Decreasing maternal infectivity
Maternal multiple micronutrient supplementation had no effect on the overall risk of mother-to-child HIV transmission in one factorial trial enrolling 1078 HIV-infected women (relative risk (RR) 1.04, 95% CI [0.82 to 1.32], p=0.76), while vitamin A supplementation increased the risk of transmission (RR 1.38, 95% CI [1.09 to 1.76], p=0.009). Non-statistically significant reductions in mortality at 24 months of age among HIV-infected infants alive at six weeks, and in the transmission of HIV via breastfeeding, were observed with maternal multiple micronutrient supplementation.
Modifying factors affecting the transfer of virus from mother to infant
In the intervention cohort study including 1276 infants, breastfed children who also received solids during the first six months of life were ten times more likely to become HIV-infected than exclusively breastfed children (hazard ratio (HR) 10.87, 95% CI [1.51 to 78.00], p=0.018). Exclusively breastfed infants had lower cumulative three-month mortality rates than those given replacement feeds, although this was not statistically significant (6% versus 15%; HR 2.06, 95% CI [1.00 to 4.27], p=0.051).
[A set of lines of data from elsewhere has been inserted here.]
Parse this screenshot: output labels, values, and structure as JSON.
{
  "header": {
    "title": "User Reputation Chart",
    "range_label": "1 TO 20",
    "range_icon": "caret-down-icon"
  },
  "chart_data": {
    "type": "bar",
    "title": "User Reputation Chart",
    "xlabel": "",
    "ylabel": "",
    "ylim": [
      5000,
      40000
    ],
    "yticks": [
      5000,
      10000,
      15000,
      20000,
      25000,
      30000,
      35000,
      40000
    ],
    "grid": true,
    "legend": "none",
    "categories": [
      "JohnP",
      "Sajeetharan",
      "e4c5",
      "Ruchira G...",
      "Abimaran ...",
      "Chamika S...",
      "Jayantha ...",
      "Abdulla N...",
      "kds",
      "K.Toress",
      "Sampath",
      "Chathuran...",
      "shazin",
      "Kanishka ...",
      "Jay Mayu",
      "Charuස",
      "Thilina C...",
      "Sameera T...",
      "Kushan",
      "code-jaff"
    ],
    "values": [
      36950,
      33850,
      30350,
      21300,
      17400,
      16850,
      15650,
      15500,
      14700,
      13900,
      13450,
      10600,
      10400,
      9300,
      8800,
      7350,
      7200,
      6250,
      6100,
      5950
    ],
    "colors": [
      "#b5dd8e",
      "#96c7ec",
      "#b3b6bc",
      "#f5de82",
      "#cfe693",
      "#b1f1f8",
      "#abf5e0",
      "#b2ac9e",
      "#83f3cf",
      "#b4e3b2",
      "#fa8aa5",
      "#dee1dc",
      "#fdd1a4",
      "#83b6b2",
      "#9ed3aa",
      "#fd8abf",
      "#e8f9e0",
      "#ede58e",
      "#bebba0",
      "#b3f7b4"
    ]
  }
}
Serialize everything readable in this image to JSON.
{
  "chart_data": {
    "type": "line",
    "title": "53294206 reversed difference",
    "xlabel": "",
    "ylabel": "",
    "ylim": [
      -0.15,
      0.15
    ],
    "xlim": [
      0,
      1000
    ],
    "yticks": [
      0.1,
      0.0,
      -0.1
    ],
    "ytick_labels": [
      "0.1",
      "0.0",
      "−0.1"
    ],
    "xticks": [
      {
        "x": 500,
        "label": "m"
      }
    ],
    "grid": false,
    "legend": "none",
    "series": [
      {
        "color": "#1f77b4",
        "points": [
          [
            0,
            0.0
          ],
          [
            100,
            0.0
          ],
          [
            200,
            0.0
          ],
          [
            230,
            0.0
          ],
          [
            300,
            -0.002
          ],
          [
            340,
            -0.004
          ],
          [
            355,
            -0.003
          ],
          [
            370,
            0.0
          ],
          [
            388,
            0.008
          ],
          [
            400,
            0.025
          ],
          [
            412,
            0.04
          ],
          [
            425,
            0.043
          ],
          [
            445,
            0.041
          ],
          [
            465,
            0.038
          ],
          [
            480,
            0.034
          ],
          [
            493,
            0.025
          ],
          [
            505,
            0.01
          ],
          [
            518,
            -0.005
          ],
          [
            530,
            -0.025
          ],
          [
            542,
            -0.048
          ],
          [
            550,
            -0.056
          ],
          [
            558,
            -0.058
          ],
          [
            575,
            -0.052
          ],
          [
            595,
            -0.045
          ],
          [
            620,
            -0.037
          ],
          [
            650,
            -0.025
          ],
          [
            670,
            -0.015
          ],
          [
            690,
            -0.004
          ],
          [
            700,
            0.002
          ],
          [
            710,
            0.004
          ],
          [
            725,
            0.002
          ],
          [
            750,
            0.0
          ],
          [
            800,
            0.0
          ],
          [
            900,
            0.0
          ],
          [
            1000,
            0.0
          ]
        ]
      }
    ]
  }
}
Increasing infant defenses
Breastfeeding plus zidovudine prophylaxis for six months in comparison to formula feeding plus zidovudine prophylaxis for one month resulted in an increased rate of HIV infection at seven months (breastfeeding plus zidovudine group: 9.0%; formula group: 5.6%; p=0.04). However, cumulative infant mortality at seven months was statistically significantly higher in the formula-fed group than in the breastfed plus zidovudine group (9.3% versus 4.9%; p=0.003). No differences between groups were found for cumulative mortality or HIV infection rates at 18 months. Extended infant prophylaxis with neviradipine and extended dual prophylaxis with neviradipine plus zidovudine in one RCT of 3016 infants was found to reduce the rate of HIV infection at nine months (10.6% in the control group; 5.2% in the extended nevirapine group; 6.4% in the extended dual prophylaxis group; p<0.001). In addition, HIV-free survival was significantly improved to nine months of age in both extended prophylaxis groups, and to 15 months of age in the extended neviradipine group. In a multi-centre trial comparing neviradipine to extended neviradipine prophylaxis in 1887 infants, extended-dose neviradipine reduced the risk of HIV transmission at six weeks of age by 46% (RR 0.54, 95% CI [0.34 to 0.86], p=0.009), although at six months, the risk of transmission was not different between groups (RR 0.80, 95% CI [0.58 to 1.10], p=0.16). Extended prophylaxis also increased HIV-free survival at both six weeks (p=0.008) and at six months (p=0.03).
Adverse effects
Adverse effects were not considered separately in this review; however, rate of grade 3 or higher laboratory abnormality associated with zidovudine toxicity was significantly higher in the breastfed plus zidovudine group than in the formula-fed group (24.7% versus 14.8%; p<0.001).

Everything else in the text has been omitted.